Here's kind of a tour of our adventureth in thyberthpace, its bigger-on-the-inside dealio and its casual profundities.
theBlu: Encounter is usually the intro. With or without audio, depending on where I think that person is at. When you are acting as the "dealer" for these things, you have to determine the client's level of tolerance. The level of stimulation we are comfortable with has a brain component, certainly, but we've trained that brain also to gate and absorb this stuff. I can remember back when Bioshock came out, I thought that intro was slash is so cool, but it was too much for Brenna - she couldn't get all the way to Rapture. And that was just on a screen across the room, not a helmet that hijacks the optical nerve. Right now, the room-scale inBlu: Encounter is more or less VR 101. You can see your hands in there, but they don't do much; you can walk around and get comfortable, but the experience is a specific length and then it ends and that's what's up. These are all good things in this context.

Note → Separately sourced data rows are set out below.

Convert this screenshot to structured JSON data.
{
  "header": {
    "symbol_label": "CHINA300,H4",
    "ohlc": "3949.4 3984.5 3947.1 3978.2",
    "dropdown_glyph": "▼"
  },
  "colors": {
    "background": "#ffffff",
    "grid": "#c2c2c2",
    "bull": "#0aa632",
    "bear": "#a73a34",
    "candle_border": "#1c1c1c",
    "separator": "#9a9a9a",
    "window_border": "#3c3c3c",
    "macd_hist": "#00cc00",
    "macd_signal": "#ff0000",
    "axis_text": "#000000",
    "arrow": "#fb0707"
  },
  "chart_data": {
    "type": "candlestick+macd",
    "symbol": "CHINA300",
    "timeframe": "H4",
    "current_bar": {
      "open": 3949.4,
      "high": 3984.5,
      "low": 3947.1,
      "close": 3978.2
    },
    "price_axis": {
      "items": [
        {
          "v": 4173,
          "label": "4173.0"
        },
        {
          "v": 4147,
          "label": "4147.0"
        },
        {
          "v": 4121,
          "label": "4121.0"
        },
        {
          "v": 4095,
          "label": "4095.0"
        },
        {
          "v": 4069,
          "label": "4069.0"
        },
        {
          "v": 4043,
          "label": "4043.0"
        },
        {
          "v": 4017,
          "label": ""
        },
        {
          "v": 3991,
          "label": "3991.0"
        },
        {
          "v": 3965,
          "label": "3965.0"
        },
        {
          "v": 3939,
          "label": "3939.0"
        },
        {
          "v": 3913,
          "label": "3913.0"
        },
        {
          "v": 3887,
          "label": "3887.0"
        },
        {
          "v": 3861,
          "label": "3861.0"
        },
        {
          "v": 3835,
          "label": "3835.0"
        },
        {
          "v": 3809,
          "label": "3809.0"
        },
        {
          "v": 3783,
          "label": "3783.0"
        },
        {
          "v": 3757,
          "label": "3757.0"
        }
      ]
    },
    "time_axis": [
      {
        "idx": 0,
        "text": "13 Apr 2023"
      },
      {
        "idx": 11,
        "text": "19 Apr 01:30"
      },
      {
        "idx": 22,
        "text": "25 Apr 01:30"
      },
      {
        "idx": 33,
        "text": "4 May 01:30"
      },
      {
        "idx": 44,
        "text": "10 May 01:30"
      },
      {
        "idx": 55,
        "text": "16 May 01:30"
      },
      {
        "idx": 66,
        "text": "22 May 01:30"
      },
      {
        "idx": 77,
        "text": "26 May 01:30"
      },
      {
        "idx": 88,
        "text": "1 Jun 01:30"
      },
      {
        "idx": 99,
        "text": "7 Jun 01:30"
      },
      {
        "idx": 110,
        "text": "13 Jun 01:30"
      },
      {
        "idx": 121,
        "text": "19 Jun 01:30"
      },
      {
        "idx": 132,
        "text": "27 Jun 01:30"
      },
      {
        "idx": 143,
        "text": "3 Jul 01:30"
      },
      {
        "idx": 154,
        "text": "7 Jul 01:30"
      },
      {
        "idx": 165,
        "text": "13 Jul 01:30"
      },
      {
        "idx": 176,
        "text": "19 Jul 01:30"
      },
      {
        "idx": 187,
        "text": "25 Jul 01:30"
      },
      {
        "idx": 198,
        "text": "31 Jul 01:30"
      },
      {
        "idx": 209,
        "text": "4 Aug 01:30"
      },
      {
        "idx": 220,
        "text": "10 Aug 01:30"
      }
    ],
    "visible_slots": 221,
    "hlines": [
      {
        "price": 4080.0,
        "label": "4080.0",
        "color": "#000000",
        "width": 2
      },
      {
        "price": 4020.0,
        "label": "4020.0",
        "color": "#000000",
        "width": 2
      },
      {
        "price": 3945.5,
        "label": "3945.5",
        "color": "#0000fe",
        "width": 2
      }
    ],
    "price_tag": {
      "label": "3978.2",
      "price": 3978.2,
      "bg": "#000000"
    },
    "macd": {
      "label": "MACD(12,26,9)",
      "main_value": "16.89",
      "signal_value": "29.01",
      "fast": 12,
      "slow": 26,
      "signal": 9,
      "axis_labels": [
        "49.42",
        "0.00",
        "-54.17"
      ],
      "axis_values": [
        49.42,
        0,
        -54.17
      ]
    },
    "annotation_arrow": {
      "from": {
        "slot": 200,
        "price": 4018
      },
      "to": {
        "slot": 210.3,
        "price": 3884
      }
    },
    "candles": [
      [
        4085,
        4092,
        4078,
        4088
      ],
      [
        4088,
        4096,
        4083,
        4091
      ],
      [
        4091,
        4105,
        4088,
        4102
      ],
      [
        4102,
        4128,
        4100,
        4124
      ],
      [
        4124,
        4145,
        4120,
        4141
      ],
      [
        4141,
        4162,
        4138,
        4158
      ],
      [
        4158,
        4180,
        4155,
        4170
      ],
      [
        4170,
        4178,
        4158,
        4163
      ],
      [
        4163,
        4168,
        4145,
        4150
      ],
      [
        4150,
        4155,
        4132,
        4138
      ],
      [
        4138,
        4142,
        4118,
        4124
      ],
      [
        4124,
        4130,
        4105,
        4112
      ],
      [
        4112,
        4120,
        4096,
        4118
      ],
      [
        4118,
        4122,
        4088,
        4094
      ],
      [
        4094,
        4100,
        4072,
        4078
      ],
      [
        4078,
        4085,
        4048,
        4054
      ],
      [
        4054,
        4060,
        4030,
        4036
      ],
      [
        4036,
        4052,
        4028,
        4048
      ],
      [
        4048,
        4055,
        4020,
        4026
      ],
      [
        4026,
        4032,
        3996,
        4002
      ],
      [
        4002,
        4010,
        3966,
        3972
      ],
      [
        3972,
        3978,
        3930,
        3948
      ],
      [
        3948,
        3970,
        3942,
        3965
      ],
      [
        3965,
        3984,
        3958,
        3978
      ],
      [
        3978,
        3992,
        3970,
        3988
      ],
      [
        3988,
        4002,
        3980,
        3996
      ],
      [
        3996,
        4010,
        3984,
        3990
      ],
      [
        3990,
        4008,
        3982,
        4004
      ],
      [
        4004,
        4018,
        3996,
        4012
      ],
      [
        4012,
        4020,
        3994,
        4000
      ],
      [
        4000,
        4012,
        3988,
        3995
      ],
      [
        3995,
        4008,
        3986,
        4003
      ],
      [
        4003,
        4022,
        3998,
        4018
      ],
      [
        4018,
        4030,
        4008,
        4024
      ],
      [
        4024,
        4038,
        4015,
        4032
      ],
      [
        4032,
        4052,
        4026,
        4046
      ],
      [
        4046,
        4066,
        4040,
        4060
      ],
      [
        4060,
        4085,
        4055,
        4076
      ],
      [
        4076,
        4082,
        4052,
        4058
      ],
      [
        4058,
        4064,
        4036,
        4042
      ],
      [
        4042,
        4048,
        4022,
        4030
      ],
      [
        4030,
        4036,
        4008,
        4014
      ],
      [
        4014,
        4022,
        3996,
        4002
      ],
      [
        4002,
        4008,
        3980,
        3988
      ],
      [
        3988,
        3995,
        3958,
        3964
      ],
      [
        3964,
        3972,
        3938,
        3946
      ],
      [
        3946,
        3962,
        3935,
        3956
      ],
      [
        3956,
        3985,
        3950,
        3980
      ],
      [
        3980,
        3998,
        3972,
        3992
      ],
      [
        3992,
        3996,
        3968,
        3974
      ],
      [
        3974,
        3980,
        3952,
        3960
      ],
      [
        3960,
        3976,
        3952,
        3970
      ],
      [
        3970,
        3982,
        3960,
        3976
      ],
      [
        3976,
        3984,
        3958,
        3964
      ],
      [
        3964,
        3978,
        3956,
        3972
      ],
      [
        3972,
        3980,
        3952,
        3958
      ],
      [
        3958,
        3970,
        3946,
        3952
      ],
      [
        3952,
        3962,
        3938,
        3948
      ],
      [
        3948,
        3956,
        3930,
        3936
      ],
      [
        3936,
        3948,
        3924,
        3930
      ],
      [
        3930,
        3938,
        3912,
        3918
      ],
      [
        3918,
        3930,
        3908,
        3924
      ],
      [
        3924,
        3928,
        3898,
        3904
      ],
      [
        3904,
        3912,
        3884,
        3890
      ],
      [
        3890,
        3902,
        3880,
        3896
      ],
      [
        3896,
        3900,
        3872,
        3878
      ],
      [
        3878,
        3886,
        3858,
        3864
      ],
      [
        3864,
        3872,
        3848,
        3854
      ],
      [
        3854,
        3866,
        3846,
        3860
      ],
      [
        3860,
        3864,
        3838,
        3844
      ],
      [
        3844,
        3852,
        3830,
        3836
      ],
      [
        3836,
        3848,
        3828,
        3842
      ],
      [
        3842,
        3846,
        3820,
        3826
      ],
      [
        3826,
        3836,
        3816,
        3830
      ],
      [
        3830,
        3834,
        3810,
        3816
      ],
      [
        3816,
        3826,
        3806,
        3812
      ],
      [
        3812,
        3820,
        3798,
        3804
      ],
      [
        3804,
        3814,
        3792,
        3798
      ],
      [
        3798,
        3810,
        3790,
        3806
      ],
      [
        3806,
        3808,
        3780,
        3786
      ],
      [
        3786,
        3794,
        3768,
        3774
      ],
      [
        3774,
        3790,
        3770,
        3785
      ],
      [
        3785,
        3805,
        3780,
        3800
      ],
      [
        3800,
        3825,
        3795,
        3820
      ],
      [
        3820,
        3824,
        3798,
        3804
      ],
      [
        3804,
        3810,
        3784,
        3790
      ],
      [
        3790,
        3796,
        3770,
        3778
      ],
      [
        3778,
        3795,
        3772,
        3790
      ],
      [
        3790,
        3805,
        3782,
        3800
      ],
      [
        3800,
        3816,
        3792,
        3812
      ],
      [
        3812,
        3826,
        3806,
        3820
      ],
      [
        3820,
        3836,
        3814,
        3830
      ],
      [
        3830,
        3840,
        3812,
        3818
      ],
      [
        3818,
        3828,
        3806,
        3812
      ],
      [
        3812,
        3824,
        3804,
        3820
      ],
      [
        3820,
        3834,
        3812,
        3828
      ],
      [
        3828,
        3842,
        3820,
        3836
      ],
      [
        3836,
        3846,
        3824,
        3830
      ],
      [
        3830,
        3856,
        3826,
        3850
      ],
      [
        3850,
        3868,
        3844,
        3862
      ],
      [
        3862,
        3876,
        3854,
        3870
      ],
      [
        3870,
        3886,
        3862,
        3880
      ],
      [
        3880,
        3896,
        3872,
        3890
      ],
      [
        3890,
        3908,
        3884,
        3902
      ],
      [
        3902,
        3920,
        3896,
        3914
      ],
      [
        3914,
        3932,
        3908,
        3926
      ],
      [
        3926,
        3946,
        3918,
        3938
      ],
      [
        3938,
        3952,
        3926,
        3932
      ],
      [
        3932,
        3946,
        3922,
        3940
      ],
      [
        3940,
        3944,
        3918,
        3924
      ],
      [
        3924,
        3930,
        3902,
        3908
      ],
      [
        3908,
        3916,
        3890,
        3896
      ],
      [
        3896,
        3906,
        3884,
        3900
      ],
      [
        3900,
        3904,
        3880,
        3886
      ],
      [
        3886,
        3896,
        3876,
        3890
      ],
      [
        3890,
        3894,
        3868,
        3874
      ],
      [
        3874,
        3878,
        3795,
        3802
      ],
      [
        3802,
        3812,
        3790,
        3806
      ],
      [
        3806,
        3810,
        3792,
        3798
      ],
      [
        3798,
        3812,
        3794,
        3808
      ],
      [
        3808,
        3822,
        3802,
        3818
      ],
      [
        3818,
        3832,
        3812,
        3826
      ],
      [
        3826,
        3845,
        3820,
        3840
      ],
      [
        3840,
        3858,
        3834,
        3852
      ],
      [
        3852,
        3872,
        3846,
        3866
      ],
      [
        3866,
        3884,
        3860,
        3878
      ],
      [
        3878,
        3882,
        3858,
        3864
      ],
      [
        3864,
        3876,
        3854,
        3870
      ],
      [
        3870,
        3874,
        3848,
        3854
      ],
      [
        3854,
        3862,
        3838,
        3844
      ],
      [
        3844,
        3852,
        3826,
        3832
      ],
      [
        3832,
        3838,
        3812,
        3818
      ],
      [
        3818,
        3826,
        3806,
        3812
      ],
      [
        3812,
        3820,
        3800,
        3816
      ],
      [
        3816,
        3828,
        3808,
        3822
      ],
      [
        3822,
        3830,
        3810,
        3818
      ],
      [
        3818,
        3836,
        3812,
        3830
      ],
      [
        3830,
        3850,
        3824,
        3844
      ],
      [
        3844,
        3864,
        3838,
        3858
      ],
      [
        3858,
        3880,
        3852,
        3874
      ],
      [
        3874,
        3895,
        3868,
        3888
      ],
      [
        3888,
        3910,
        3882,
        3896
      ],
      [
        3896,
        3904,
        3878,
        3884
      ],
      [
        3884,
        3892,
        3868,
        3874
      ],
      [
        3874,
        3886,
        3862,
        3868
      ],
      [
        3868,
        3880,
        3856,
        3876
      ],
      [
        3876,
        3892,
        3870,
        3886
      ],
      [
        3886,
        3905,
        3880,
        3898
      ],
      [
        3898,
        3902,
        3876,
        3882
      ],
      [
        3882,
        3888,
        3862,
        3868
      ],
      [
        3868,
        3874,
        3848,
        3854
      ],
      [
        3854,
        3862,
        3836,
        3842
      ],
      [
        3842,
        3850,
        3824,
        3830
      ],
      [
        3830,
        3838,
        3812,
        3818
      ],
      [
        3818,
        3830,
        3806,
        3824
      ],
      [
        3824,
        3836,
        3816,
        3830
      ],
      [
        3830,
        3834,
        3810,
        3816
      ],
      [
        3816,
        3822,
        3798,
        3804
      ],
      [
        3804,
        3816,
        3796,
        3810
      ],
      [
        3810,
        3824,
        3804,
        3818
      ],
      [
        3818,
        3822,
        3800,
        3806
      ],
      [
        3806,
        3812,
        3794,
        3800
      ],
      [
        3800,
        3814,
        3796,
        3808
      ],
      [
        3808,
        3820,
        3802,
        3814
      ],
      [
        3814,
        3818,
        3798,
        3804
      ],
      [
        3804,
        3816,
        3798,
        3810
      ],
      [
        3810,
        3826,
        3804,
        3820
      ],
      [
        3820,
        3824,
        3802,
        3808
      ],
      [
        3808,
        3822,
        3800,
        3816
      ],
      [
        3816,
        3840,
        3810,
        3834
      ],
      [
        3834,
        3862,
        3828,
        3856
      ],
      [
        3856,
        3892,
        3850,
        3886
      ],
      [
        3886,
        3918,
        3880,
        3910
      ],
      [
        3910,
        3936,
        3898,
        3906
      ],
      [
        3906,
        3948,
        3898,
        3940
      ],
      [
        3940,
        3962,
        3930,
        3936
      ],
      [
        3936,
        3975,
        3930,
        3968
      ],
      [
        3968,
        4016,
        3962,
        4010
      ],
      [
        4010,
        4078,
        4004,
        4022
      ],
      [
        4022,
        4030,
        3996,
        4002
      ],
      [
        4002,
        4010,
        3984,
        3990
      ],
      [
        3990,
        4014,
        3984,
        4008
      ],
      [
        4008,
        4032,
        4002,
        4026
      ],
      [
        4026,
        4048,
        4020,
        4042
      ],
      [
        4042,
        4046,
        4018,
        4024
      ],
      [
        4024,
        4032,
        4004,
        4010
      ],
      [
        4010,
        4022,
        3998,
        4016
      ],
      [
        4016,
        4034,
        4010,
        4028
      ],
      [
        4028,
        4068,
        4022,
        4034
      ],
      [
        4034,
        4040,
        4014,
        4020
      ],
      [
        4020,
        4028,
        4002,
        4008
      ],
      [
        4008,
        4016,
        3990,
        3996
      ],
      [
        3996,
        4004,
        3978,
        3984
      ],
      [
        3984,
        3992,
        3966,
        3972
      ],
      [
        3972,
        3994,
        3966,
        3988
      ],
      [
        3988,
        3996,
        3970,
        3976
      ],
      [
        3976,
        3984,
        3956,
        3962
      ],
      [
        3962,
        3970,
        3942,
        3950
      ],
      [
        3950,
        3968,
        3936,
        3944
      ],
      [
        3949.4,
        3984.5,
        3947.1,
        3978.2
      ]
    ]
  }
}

Tilt Brush is a three dimensional paint canvas; Gabriel has talked about it before. He uses it every day. You can actually see the massive, terrifying prong he drew in panel two, which is just a shot he took from inside the app. I can't emphasize this enough: he did not draw that for this strip. It was saved in the gallery. It's possible to feel some kind of virility emanating from that prodigious rod, even though it looks like it's composed of turkey cold cuts and wet gyro meat.
Once a person has their sea legs from inBlu: Encounter, or if they're already a gamer, I put them in Job Simulator, which sometimes has the suffix "The 2050 Archives." It is about a future time where robots do all work, and humans "work" as a form of leisure. I put people in the office sim because the theme is great, that can grease the wheels, and it's just... fun. But also because it's a work of genius.
Shenmue is one of my favorite games because when my flashlight was out of batteries, I went to the store and got new batteries. I checked the bus schedule to find out when the bus would come. And if I came home late, it made my mom sad. I came home late a total of two times and after that I couldn't bear it. I needed money so I had to get a job. I would describe these interactions as "magical," even though they're (technically speaking) the opposite of that.
Abstraction is cool because it allows simple systems to evoke larger systems. It can even make simple things granular, exposing things about those interactions that are revelatory; think of how a turn based game like XCOM uses time. But when I enter a simulation that privileges the vast knowledge that I have about physics and three dimensional space, when I play a game where I am already an expert and the solutions aren't some Lucasarts type shit where I can't go to Mars because I am impersonating the wrong lemur, that's the "magic." Magic is the disparity between the actual and the expected. And I expect to engage in highly abstract interactions in games to accomplish basic things.
The developer, Owlchemy Labs, has just thought about this stuff a lot. They chipped away at the interaction models we expect, and when they were done chipping, there was nothing left. There was nothing in the way of your intention. Nations are founded on less.